# Predicting customer spend

Thomas Wood

fastdatascience.com

Data science consulting

The dataset I used is from Kaggle, https://www.kaggle.com/c/customer-spend-model

The YouTube video tutorial ~is at https://studio.youtube.com/channel/UCLPrDH7SoRT55F6i50xMg5g

In [2]:
%matplotlib inline
from sqlalchemy import create_engine
import pandas as pd
import seaborn as sns
import matplotlib.pyplot as plt
from sklearn.ensemble import RandomForestRegressor
from sklearn.metrics import mean_absolute_error

sqlEngine = create_engine('mysql+pymysql://thomas:@127.0.0.1', pool_recycle=3600)
dbConnection = sqlEngine.connect()
dbConnection.execute("use purchases;")

<sqlalchemy.engine.result.ResultProxy at 0x2965a491198>

In [3]:
pd.read_sql_query("SELECT id, orddate, ordnum, category, price FROM orders LIMIT 10", dbConnection)

Unnamed: 0,id,orddate,ordnum,category,price
0,957,2008-02-10,38650,35,5.010658
1,957,2008-02-10,38650,35,20.426102
2,957,2008-02-10,38650,19,20.400543
3,957,2008-03-15,48972,40,25.539017
4,957,2008-11-22,150011,40,14.31617
5,957,2008-11-22,150011,40,8.589699
6,957,2009-10-03,286151,19,15.313187
7,957,2010-04-04,376779,14,12.782295
8,957,2010-04-04,376779,14,5.087353
9,957,2010-04-04,376779,35,6.544533


In [4]:
dbConnection.execute("""CREATE OR REPLACE VIEW customerDailySpend AS SELECT id, 
       orddate, 
       Sum(price) AS dailySpend
       FROM orders
       GROUP BY id, orddate
       ORDER BY id, orddate;
""")

<sqlalchemy.engine.result.ResultProxy at 0x296471f5400>

In [5]:
pd.read_sql_query("""SELECT * FROM customerDailySpend;""", dbConnection)

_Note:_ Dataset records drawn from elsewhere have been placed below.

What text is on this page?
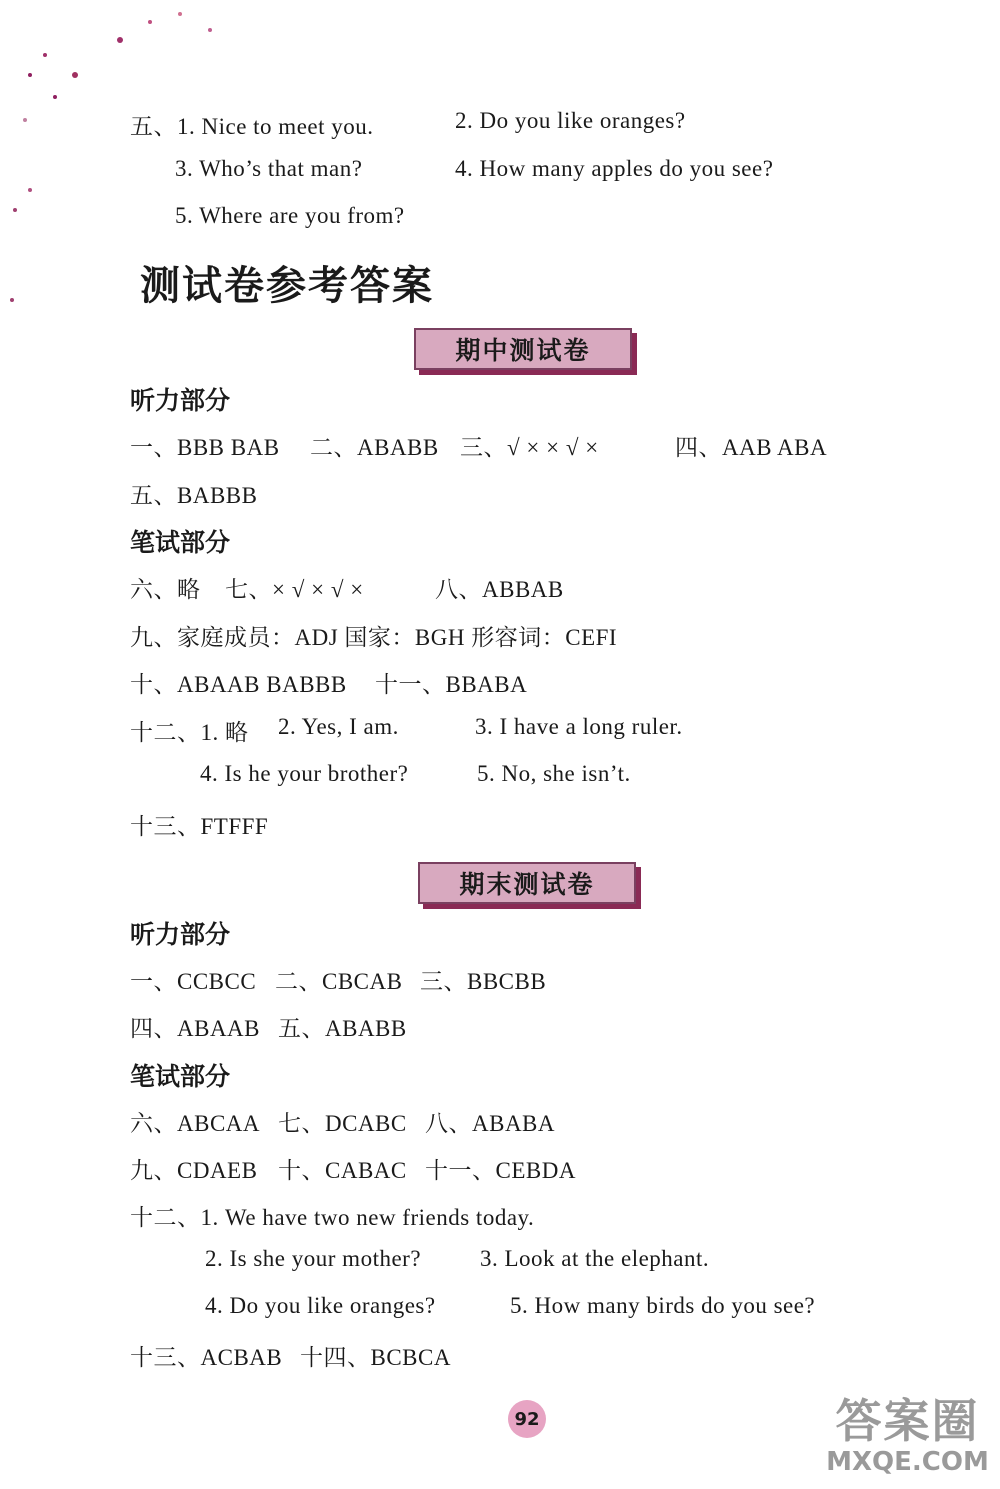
五、1. Nice to meet you.	2. Do you like oranges?
3. Who’s that man?	4. How many apples do you see?
5. Where are you from?
测试卷参考答案
期中测试卷
听力部分
一、BBB BAB 二、ABABB 三、√ × × √ ×	四、AAB ABA
五、BABBB
笔试部分
六、略 七、× √ × √ ×	八、ABBAB
九、家庭成员：ADJ 国家：BGH 形容词：CEFI
十、ABAAB BABBB 十一、BBABA
十二、1. 略 2. Yes, I am.	3. I have a long ruler.
4. Is he your brother?	5. No, she isn’t.
十三、FTFFF
期末测试卷
听力部分
一、CCBCC 二、CBCAB 三、BBCBB
四、ABAAB 五、ABABB
笔试部分
六、ABCAA 七、DCABC 八、ABABA
九、CDAEB 十、CABAC 十一、CEBDA
十二、1. We have two new friends today.
2. Is she your mother?	3. Look at the elephant.
4. Do you like oranges?	5. How many birds do you see?
十三、ACBAB 十四、BCBCA
92	答案圈
MXQE.COM
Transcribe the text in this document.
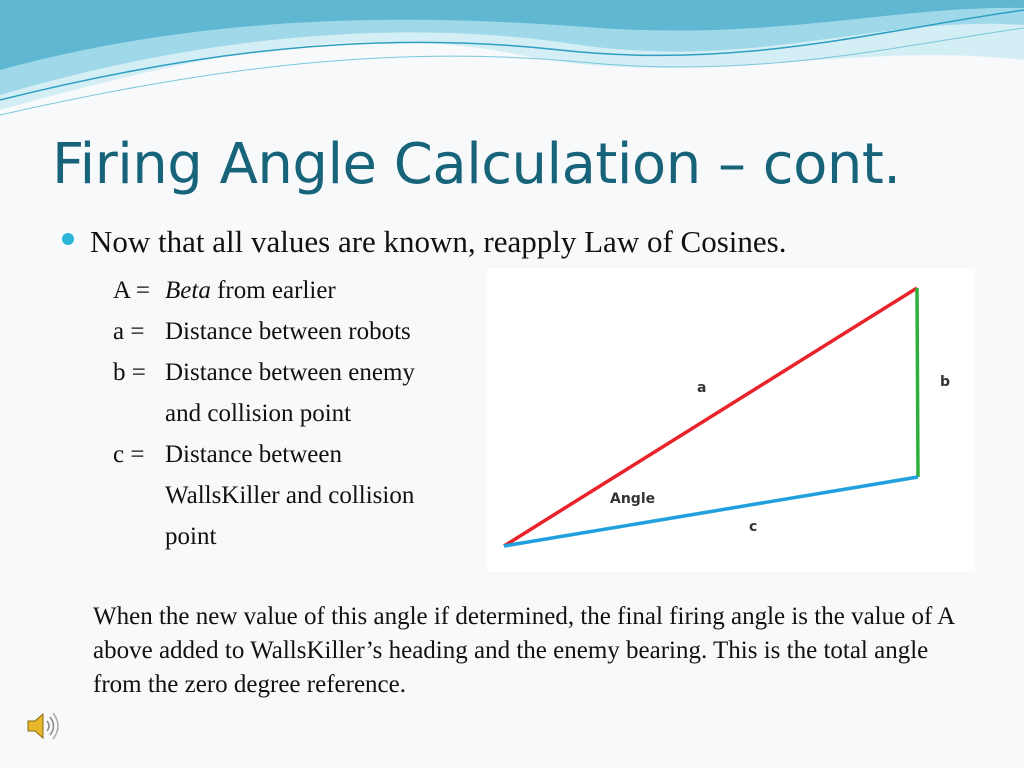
Firing Angle Calculation – cont.
Now that all values are known, reapply Law of Cosines.
A = Beta from earlier
a = Distance between robots
b = Distance between enemy
and collision point
c = Distance between
WallsKiller and collision
point
a	b
c
Angle
When the new value of this angle if determined, the final firing angle is the value of A above added to WallsKiller’s heading and the enemy bearing. This is the total angle from the zero degree reference.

Unnamed: 0,id,orddate,dailySpend
0,957,2008-02-10,45.837303
1,957,2008-03-15,25.539017
2,957,2008-11-22,22.905869
3,957,2009-10-03,15.313187
4,957,2010-04-04,24.414181
5,957,2011-08-14,34.103157
6,957,2011-09-10,35.795532
7,957,2011-10-10,45.786179
8,957,2012-06-19,27.900585
9,957,2012-07-28,12.949997


In [6]:
df_features_and_spends = pd.read_sql_query("""SELECT id, 
       orddate, 
       DAYOFWEEK(orddate) as weekday,
       Sum(dailySpend) 
         OVER ( 
           partition BY id 
           ORDER BY id, orddate rows BETWEEN UNBOUNDED PRECEDING AND 1 PRECEDING) as TotalPrecedingSpend,
    Avg(dailySpend) 
         OVER ( 
           partition BY id 
           ORDER BY id, orddate rows BETWEEN UNBOUNDED PRECEDING AND 1 PRECEDING) as AvgPrecedingSpend,
    Sum(dailySpend) 
         OVER ( 
           partition BY id 
           ORDER BY id, orddate rows BETWEEN 1 PRECEDING AND 1 PRECEDING) as PreviousSpend,
    Count(dailySpend) 
         OVER ( 
           partition BY id 
           ORDER BY id, orddate rows BETWEEN UNBOUNDED PRECEDING AND 1 PRECEDING) as NumPrecedingVisits,
    dailySpend
FROM   customerDailySpend 
GROUP  BY id, orddate
ORDER BY id, orddate """, dbConnection)
df_features_and_spends

Unnamed: 0,id,orddate,weekday,TotalPrecedingSpend,AvgPrecedingSpend,PreviousSpend,NumPrecedingVisits,dailySpend
0,957,2008-02-10,1,,,,0,45.837303
1,957,2008-03-15,7,45.837303,45.837303,45.837303,1,25.539017
2,957,2008-11-22,7,71.376320,35.688160,25.539017,2,22.905869
3,957,2009-10-03,7,94.282188,31.427396,22.905869,3,15.313187
4,957,2010-04-04,1,109.595375,27.398844,15.313187,4,24.414181
5,957,2011-08-14,1,134.009556,26.801911,24.414181,5,34.103157
6,957,2011-09-10,7,168.112713,28.018785,34.103157,6,35.795532
7,957,2011-10-10,2,203.908245,29.129749,35.795532,7,45.786179
8,957,2012-06-19,3,249.694424,31.211803,45.786179,8,27.900585
9,957,2012-07-28,7,277.595009,30.843890,27.900585,9,12.949997


In [7]:
df_features_and_spends.dropna(inplace=True)

In [None]:
sns.barplot(x="weekday", y="dailySpend", data=df_features_and_spends)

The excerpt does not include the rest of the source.